When most people think of grey (or gray) it brings to mind melancholy thoughts of a dreary lackluster hue not quite dark enough to be black, but yet not quite light enough to be white. Somewhere in between, a morose dreary achromatic tone with no life. A quick search of your thesaurus will reveal related adjectives such as colorless, dull, sad, or ashen.
However, that is not the grey I know at all. The grey I know has a wide spectrum of chromaticity and it presents a plethora of astonishing shades particularly in nature. The grey I know is full of life and excitement presenting itself with an limitless array of undertones.
If you ever took the time to notice the scaled quail (Callipepla squamata) you would see how the various shades of grey translate to an almost blue color on their back and wings, how the delicate feathers on their chest are all outlined in a bold dark grey giving the impression of fish scales, or how the dainty tuft of slate colored feathers on their head is topped with a subtle touch of white giving the impression of the faintest piece of cotton on their head.

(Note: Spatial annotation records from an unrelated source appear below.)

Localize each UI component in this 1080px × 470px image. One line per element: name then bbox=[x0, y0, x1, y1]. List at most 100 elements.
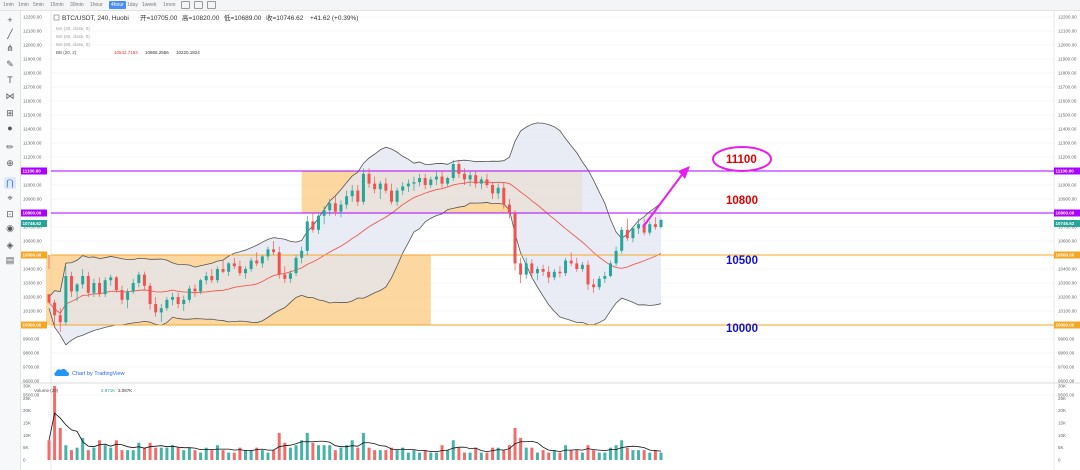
volume-bar bbox=[468, 452, 472, 460]
candle-body bbox=[317, 215, 321, 230]
volume-bar bbox=[98, 440, 102, 460]
volume-bar bbox=[547, 452, 551, 460]
fullscreen-icon[interactable] bbox=[207, 1, 216, 9]
trendline-icon[interactable]: ╱ bbox=[7, 29, 13, 39]
right-axis-tick: 10200.00 bbox=[1058, 295, 1077, 300]
volume-tick-left: 25K bbox=[23, 396, 31, 401]
price-badge-text-right: 10746.62 bbox=[1056, 221, 1075, 226]
right-axis-tick: 10400.00 bbox=[1058, 267, 1077, 272]
timeframe-4[interactable]: 30min bbox=[70, 2, 84, 8]
volume-value-2: 3.087K bbox=[118, 388, 132, 393]
ma1-label[interactable]: MA (30, close, 0) bbox=[56, 26, 90, 31]
trash-icon[interactable]: ▤ bbox=[5, 255, 15, 265]
price-chart[interactable]: 12200.00 12100.00 12000.00 11900.00 11800.00… bbox=[21, 11, 1080, 470]
timeframe-0[interactable]: 1min bbox=[3, 2, 14, 8]
layers-icon[interactable]: ◈ bbox=[6, 240, 14, 250]
candle-body bbox=[210, 276, 214, 281]
eye-icon[interactable]: ◉ bbox=[6, 223, 14, 233]
fork-icon[interactable]: ⋔ bbox=[6, 43, 14, 53]
volume-bar bbox=[350, 440, 354, 460]
volume-tick-left: 0 bbox=[23, 458, 26, 463]
magnet-icon[interactable]: ⋂ bbox=[4, 177, 16, 189]
timeframe-3[interactable]: 15min bbox=[50, 2, 64, 8]
left-axis-tick: 11800.00 bbox=[23, 71, 42, 76]
zoom-icon[interactable]: ⊕ bbox=[6, 158, 14, 168]
right-axis-tick: 10700.00 bbox=[1058, 225, 1077, 230]
timeframe-9[interactable]: 1mon bbox=[163, 2, 176, 8]
volume-bar bbox=[535, 452, 539, 460]
timeframe-1[interactable]: 1min bbox=[18, 2, 29, 8]
timeframe-6[interactable]: 4hour bbox=[109, 1, 126, 9]
candle-body bbox=[535, 269, 539, 274]
settings-icon[interactable] bbox=[194, 1, 203, 9]
candle-body bbox=[659, 220, 663, 227]
volume-bar bbox=[204, 447, 208, 460]
right-axis-tick: 11900.00 bbox=[1058, 57, 1077, 62]
volume-bar bbox=[148, 442, 152, 460]
lock-icon[interactable]: ⊡ bbox=[6, 209, 14, 219]
right-price-axis: 12200.00 12100.00 12000.00 11900.00 11800.00… bbox=[1058, 15, 1077, 398]
volume-bar bbox=[69, 450, 73, 460]
candle-body bbox=[597, 278, 601, 288]
candle-body bbox=[328, 203, 332, 211]
price-badge-left bbox=[21, 209, 47, 217]
pattern-icon[interactable]: ⋈ bbox=[5, 91, 15, 101]
left-axis-tick: 12200.00 bbox=[23, 15, 42, 20]
bb-label[interactable]: BB (20, 2) bbox=[56, 50, 77, 55]
volume-bar bbox=[64, 445, 68, 460]
brush-icon[interactable]: ✎ bbox=[6, 59, 14, 69]
volume-tick-left: 10K bbox=[23, 433, 31, 438]
tradingview-watermark[interactable]: Chart by TradingView bbox=[54, 368, 125, 377]
candle-body bbox=[333, 203, 337, 212]
candle-body bbox=[412, 182, 416, 184]
volume-bar bbox=[434, 452, 438, 460]
ma2-label[interactable]: MA (60, close, 0) bbox=[56, 34, 90, 39]
timeframe-5[interactable]: 1hour bbox=[90, 2, 103, 8]
price-badge-left bbox=[21, 251, 47, 259]
symbol-toggle-icon[interactable] bbox=[53, 14, 60, 21]
volume-bar bbox=[530, 447, 534, 460]
candle-body bbox=[462, 173, 466, 180]
volume-bar bbox=[395, 450, 399, 460]
volume-bar bbox=[232, 452, 236, 460]
timeframe-2[interactable]: 5min bbox=[33, 2, 44, 8]
candle-body bbox=[648, 224, 652, 233]
candle-body bbox=[154, 304, 158, 313]
left-axis-tick: 11900.00 bbox=[23, 57, 42, 62]
volume-bar bbox=[193, 450, 197, 460]
ruler-icon[interactable]: ⊞ bbox=[6, 108, 14, 118]
candle-body bbox=[305, 221, 309, 251]
pencil-icon[interactable]: ✏ bbox=[6, 142, 14, 152]
timeframe-7[interactable]: 1day bbox=[127, 2, 138, 8]
volume-ma-line bbox=[48, 412, 662, 453]
volume-bar bbox=[642, 450, 646, 460]
price-badge-text-left: 10800.00 bbox=[23, 211, 42, 216]
candle-body bbox=[592, 284, 596, 288]
timeframe-8[interactable]: 1week bbox=[142, 2, 157, 8]
indicator-icon[interactable] bbox=[181, 1, 190, 9]
text-icon[interactable]: T bbox=[7, 75, 13, 85]
candle-body bbox=[120, 290, 124, 300]
right-axis-tick: 11700.00 bbox=[1058, 85, 1077, 90]
volume-label[interactable]: Volume (20) bbox=[34, 388, 59, 393]
volume-bar bbox=[199, 452, 203, 460]
volume-bar bbox=[300, 440, 304, 460]
volume-bar bbox=[92, 447, 96, 460]
volume-bar bbox=[103, 445, 107, 460]
arrow-head-icon bbox=[678, 166, 690, 179]
candle-body bbox=[586, 264, 590, 285]
crosshair-icon[interactable]: + bbox=[7, 15, 13, 25]
measure-icon[interactable]: ⌖ bbox=[7, 193, 13, 203]
candle-body bbox=[564, 260, 568, 274]
candle-body bbox=[227, 263, 231, 272]
volume-bar bbox=[429, 452, 433, 460]
ma3-label[interactable]: MA (90, close, 0) bbox=[56, 42, 90, 47]
volume-bar bbox=[401, 447, 405, 460]
circle-icon[interactable]: ● bbox=[7, 123, 13, 133]
volume-bar bbox=[272, 450, 276, 460]
volume-bar bbox=[440, 445, 444, 460]
candle-body bbox=[378, 183, 382, 190]
volume-bars bbox=[47, 386, 663, 460]
candle-body bbox=[418, 178, 422, 183]
volume-bar bbox=[131, 450, 135, 460]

If you think of grey as monotone or uninteresting, you have clearly never seen the the silver almost shimmering coat of a coyote in the afternoon sun. Maybe, you have never watched these curious creatures chasing rodents and attempting to pounce on them before they escape to their holes.

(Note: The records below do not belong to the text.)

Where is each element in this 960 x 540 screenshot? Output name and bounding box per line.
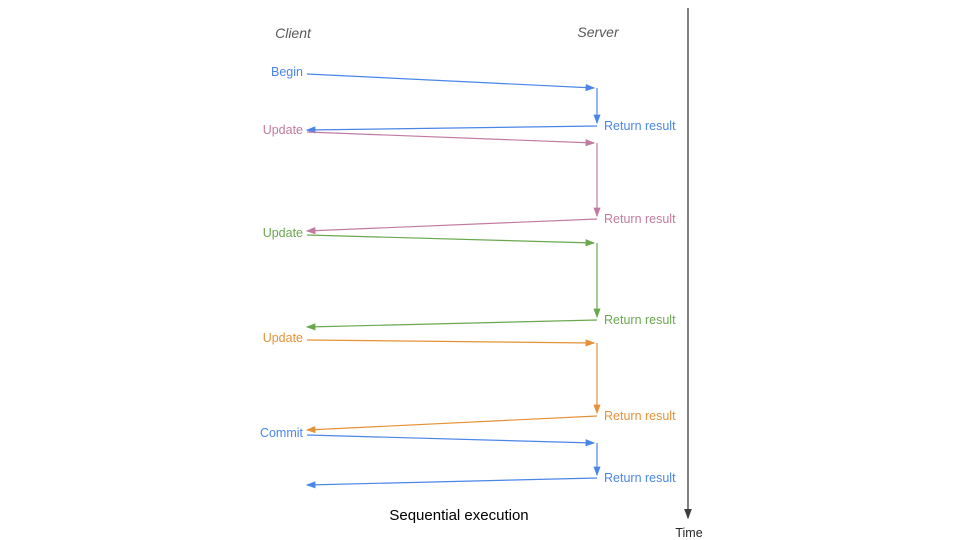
return-label-1: Return result	[604, 212, 676, 226]
time-axis-group: Time	[675, 8, 703, 540]
request-label-4: Commit	[260, 426, 304, 440]
request-label-0: Begin	[271, 65, 303, 79]
diagram-caption: Sequential execution	[389, 507, 528, 524]
message-arrows-group: Begin Return result Update Return result Upd…	[260, 65, 676, 489]
request-label-1: Update	[263, 123, 303, 137]
return-arrow-0	[305, 125, 598, 134]
time-axis-label: Time	[675, 526, 702, 540]
return-label-4: Return result	[604, 471, 676, 485]
request-arrow-3	[306, 339, 596, 347]
return-label-0: Return result	[604, 119, 676, 133]
client-actor-label: Client	[275, 25, 312, 41]
request-arrow-2	[306, 234, 596, 247]
request-arrow-4	[306, 434, 596, 447]
server-actor-label: Server	[577, 24, 620, 40]
return-arrow-3	[305, 415, 598, 434]
return-label-2: Return result	[604, 313, 676, 327]
return-label-3: Return result	[604, 409, 676, 423]
request-label-2: Update	[263, 226, 303, 240]
return-arrow-1	[305, 218, 598, 235]
request-arrow-1	[306, 131, 596, 147]
request-arrow-0	[306, 73, 596, 92]
return-arrow-4	[305, 477, 598, 489]
request-label-3: Update	[263, 331, 303, 345]
return-arrow-2	[305, 319, 598, 331]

Perhaps you have never watched playful grey squirrels scampering through the trees and rocks with their gossamer coats peppered in varying shades of grey. They watch cautiously as you
approach chattering out their warnings and scurrying for cover until danger passes. Their lively antics have the ability to create joy and wonder for onlookers.
No my friends, grey is not the color of the crestfallen or despondent, rather grey is a vibrant tone with an abundance of hues displayed boldly throughout nature.